Consumption of coffee and tea with all-cause and cause-specific mortality: a prospective cohort study.BMC Med. 2022 11 18; 20(1):449.BM
Previous studies suggested that moderate coffee and tea consumption are associated with lower risk of mortality. However, the association between the combination of coffee and tea consumption with the risk of mortality remains unclear. This study aimed to evaluate the separate and combined associations of coffee and tea consumption with all-cause and cause-specific mortality.
This prospective cohort study included 498,158 participants (37-73 years) from the UK Biobank between 2006 and 2010. Coffee and tea consumption were assessed at baseline using a self-reported questionnaire. All-cause and cause-specific mortalities, including cardiovascular disease (CVD), respiratory disease, and digestive disease mortality, were obtained from the national death registries. Cox regression analyses were conducted to estimate hazard ratios (HRs) and 95% confidence intervals (CIs).
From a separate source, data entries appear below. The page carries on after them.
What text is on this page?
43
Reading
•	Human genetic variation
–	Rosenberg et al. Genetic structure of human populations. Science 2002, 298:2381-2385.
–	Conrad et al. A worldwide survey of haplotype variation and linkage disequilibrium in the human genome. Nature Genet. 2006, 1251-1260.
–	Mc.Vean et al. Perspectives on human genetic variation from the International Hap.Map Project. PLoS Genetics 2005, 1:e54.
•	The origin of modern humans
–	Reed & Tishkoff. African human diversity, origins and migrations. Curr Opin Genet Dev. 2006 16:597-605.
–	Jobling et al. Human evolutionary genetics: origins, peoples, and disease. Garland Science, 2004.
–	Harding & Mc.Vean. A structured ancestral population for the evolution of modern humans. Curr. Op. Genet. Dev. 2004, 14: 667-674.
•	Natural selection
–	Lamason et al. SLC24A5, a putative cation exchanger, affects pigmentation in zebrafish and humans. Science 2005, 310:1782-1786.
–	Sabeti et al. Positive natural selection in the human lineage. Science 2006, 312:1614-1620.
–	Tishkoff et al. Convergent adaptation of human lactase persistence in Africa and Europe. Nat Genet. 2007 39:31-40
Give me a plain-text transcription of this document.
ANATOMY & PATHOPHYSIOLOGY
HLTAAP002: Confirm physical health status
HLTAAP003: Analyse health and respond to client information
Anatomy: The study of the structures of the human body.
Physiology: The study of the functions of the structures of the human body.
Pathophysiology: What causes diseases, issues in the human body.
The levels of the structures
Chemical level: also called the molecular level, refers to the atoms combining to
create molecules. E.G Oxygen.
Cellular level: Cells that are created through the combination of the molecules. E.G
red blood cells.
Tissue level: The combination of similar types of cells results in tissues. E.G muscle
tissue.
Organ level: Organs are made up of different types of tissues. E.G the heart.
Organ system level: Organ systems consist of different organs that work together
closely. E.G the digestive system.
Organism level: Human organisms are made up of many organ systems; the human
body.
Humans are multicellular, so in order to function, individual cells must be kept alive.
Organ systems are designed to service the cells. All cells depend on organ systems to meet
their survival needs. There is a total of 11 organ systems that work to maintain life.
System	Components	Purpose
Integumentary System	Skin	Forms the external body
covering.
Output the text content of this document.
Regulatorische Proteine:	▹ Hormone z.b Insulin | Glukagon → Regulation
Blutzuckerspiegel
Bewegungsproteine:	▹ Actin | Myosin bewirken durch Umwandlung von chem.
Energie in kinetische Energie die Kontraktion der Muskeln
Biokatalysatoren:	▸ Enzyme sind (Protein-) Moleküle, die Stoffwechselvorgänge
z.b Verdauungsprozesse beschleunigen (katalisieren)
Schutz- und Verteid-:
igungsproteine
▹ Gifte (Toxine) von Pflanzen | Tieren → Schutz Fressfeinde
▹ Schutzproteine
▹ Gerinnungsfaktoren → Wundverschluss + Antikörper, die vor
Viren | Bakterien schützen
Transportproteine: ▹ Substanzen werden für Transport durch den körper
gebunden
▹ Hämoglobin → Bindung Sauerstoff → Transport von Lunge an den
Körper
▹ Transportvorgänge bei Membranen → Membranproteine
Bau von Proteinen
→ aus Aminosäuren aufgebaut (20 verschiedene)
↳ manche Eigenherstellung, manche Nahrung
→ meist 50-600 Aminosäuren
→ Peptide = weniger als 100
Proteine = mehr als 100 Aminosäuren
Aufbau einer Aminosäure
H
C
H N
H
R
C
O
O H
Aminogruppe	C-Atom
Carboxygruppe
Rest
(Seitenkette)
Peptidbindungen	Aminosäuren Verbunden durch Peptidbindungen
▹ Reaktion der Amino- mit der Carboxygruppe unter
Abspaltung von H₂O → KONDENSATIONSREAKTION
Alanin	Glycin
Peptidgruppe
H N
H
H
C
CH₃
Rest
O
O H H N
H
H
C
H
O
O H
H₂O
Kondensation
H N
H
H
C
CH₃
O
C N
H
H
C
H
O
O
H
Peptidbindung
After a median follow-up of 12.1 years, 34,699 deaths were identified. The associations of coffee and tea consumption with all-cause and cause-specific mortality attributable to CVD, respiratory disease, and digestive disease were nonlinear (all P nonlinear < 0.001). The association between separate coffee consumption and the risk of all-cause mortality was J-shaped, whereas that of separate tea consumption was reverse J-shaped. Drinking one cup of coffee or three cups of tea per day seemed to link with the lowest risk of mortality. In joint analyses, compared to neither coffee nor tea consumption, the combination of < 1-2 cups/day of coffee and 2-4 cups/day of tea had lower mortality risks for all-cause (HR, 0.78; 95% CI: 0.73-0.85), CVD (HR, 0.76; 95% CI: 0.64-0.91), and respiratory disease (HR, 0.69; 95% CI: 0.57-0.83) mortality. Nevertheless, the lowest HR (95% CI) of drinking both < 1-2 cup/day of coffee and ≥ 5 cups/day of tea for digestive disease mortality was 0.42 (0.34-0.53).
In this large prospective study, separate and combined coffee and tea consumption were inversely associated with all-cause and cause-specific mortality.